Morgan Stanley's Boosts Its S&P 500 Price Target For 2014 To… 2014

When even the big banks are openly mocking price targets and resorting to sheer gimmickry (recall Topeka’s AAPL price target of $1,111) it may be time to take a long, hard look at the sell button. However, since only the rise in the Fed’s balance sheet matters, that long, hard look will end up with precisely zero action.

From Morgan Stanley:

Since last March, we have been sanguine on US equities. Our logic has been driven more by lack of a bear case than the strength of the base case. We have seen 3 turns (12.0x to 15.1x) of multiple expansion in the last 2 years, only the 4th period with this level of expansion over the last 40+ years. Obviously, a sample size of three isn’t statistically significant, but the prior three periods were all followed by a continuation of the rally for another 12-24 months, as momentum typically persists. The only thing people are worried about is that no one is worried about anything.

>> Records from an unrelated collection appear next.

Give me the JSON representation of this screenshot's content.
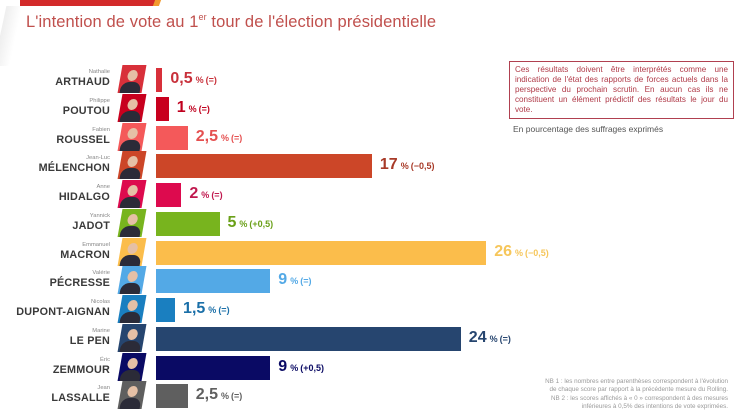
{
  "title": {
    "main_before": "L'intention de vote au 1",
    "superscript": "er",
    "main_after": " tour de l'élection présidentielle"
  },
  "disclaimer": "Ces résultats doivent être interprétés comme une indication de l'état des rapports de forces actuels dans la perspective du prochain scrutin. En aucun cas ils ne constituent un élément prédictif des résultats le jour du vote.",
  "subtitle": "En pourcentage des suffrages exprimés",
  "notes": [
    "NB 1 : les nombres entre parenthèses correspondent à l'évolution",
    "de chaque score par rapport à la précédente mesure du Rolling.",
    "NB 2 : les scores affichés à « 0 » correspondent à des mesures",
    "inférieures à 0,5% des intentions de vote exprimées."
  ],
  "chart_data": {
    "type": "bar",
    "orientation": "horizontal",
    "title": "L'intention de vote au 1er tour de l'élection présidentielle",
    "xlabel": "En pourcentage des suffrages exprimés",
    "ylabel": "",
    "xlim": [
      0,
      26
    ],
    "grid": false,
    "legend": "none",
    "unit_label": "%",
    "categories": [
      "ARTHAUD",
      "POUTOU",
      "ROUSSEL",
      "MÉLENCHON",
      "HIDALGO",
      "JADOT",
      "MACRON",
      "PÉCRESSE",
      "DUPONT-AIGNAN",
      "LE PEN",
      "ZEMMOUR",
      "LASSALLE"
    ],
    "first_names": [
      "Nathalie",
      "Philippe",
      "Fabien",
      "Jean-Luc",
      "Anne",
      "Yannick",
      "Emmanuel",
      "Valérie",
      "Nicolas",
      "Marine",
      "Éric",
      "Jean"
    ],
    "values": [
      0.5,
      1,
      2.5,
      17,
      2,
      5,
      26,
      9,
      1.5,
      24,
      9,
      2.5
    ],
    "value_labels": [
      "0,5",
      "1",
      "2,5",
      "17",
      "2",
      "5",
      "26",
      "9",
      "1,5",
      "24",
      "9",
      "2,5"
    ],
    "changes": [
      "(=)",
      "(=)",
      "(=)",
      "(−0,5)",
      "(=)",
      "(+0,5)",
      "(−0,5)",
      "(=)",
      "(=)",
      "(=)",
      "(+0,5)",
      "(=)"
    ],
    "colors": [
      "#d8303a",
      "#c8001e",
      "#f4595a",
      "#cc4628",
      "#dd0a4e",
      "#78b41e",
      "#fbbd4b",
      "#53a9e6",
      "#1a7fc0",
      "#26456f",
      "#0a0a64",
      "#5f5f5f"
    ],
    "label_colors": [
      "#c8303a",
      "#c0001e",
      "#e55050",
      "#a83a28",
      "#c0184e",
      "#6aa018",
      "#f6c65a",
      "#53a9e6",
      "#1a6fa8",
      "#26456f",
      "#0a0a64",
      "#5f5f5f"
    ]
  }
}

That isn’t a real worry.

Sheer brilliance (but yes: one can thank the Fed for drowning all “worries” with record liquidity). The brilliance goes on.

We are raising our 12-month S&P 500 price target from 1840 to 2014, representing 11.5% upside from the market’s current level (Exhibit ). In our base case, we are forecasting 6% earnings growth in 2013, 2014, and 2015. We expect the multiple to expand moderately (the index currently trades at 15.6x our 2014 earnings estimate) to 16.4x. For our bull case target of 2414, we see 8% earnings growth in 2013, followed by 10% EPS growth in 2014 and 2015, and strong multiple expansion to 17.9x. Our bear case is 1519 and assumes a 5% earnings decline in 2014 accompanied by multiple contraction to 14.9x.

 

 

 

Why a 9.5% increase in our price target?

 

1) We raised our earnings numbers for Q4 2013: The Q3 numbers were better than we expected, again primarily driven by the financials sector. Generally, while the bottom-up estimates have consistently been too high, our top-down model for forecasting earnings has been consistently too low. When we update our 2013 numbers for a stronger Q3 and add to our Q4 forecast, we now estimate $109 in 2013 EPS. This is well above our initial forecast from two years ago of closer to $100, but well below the initial consensus bottom-up estimate of nearly $123.

 

2) Roll forward: We also rolled forward our 12-month forward target from end of Q3 to year-end 2014. This has the effect of adding our Q4 2015 EPS estimate, as our target is set off of earnings months 13-24 in the future. Our Q4 number for 2015 adds $2.90 more in EPS to the outlook. So this makes our 2015 EPS full-year forecast $122.9 in earnings, roughly equal to the consensus bottom-up view for 2014 EPS and likely about $8 below what will be the 2015 consensus bottom-up number when the estimates are fully fledged out early in 2014.

 

3) Multiple expansion: For our base case we have raised our PE assumption by about 3/4 of a turn. Our fundamental view is that a steeper curve and the lack of a bear case forming will cause multiple expansion, consistent with what we have written about in several recent notes.

 

4) Net earnings: It is important to note that there is a 3% per year net share count reduction ongoing right now, likely meaning 5-6% total share reduction between now and year-end 2015. My sense is some investors may not realize that net earnings growth will be closer to 9% per year, even though the exhibit above, which is OPERATING earnings, shows 6% growth. All individual stocks are typically evaluated by analysts (with targets) on net earnings, not operating earnings, and in this environment of huge repurchases this is an important distinction.

About that multiple expansion, recall:

… multiple growth has already been thoroughly abused as a source of stock market “growth”, and accounts for over 80% of the market upside in the past two years, and is responsible for 75% of the S&P increase in 2013. Excluding the 2009 “outlier” event, this is the greatest contribution to the S&P from multiple expansion in 15 years.

 

So will Morgan Stanley’s price target for 2015 be 2015, and so on? Said otherwise, when things like fundamentals and technicals no longer matter, things get silly fast.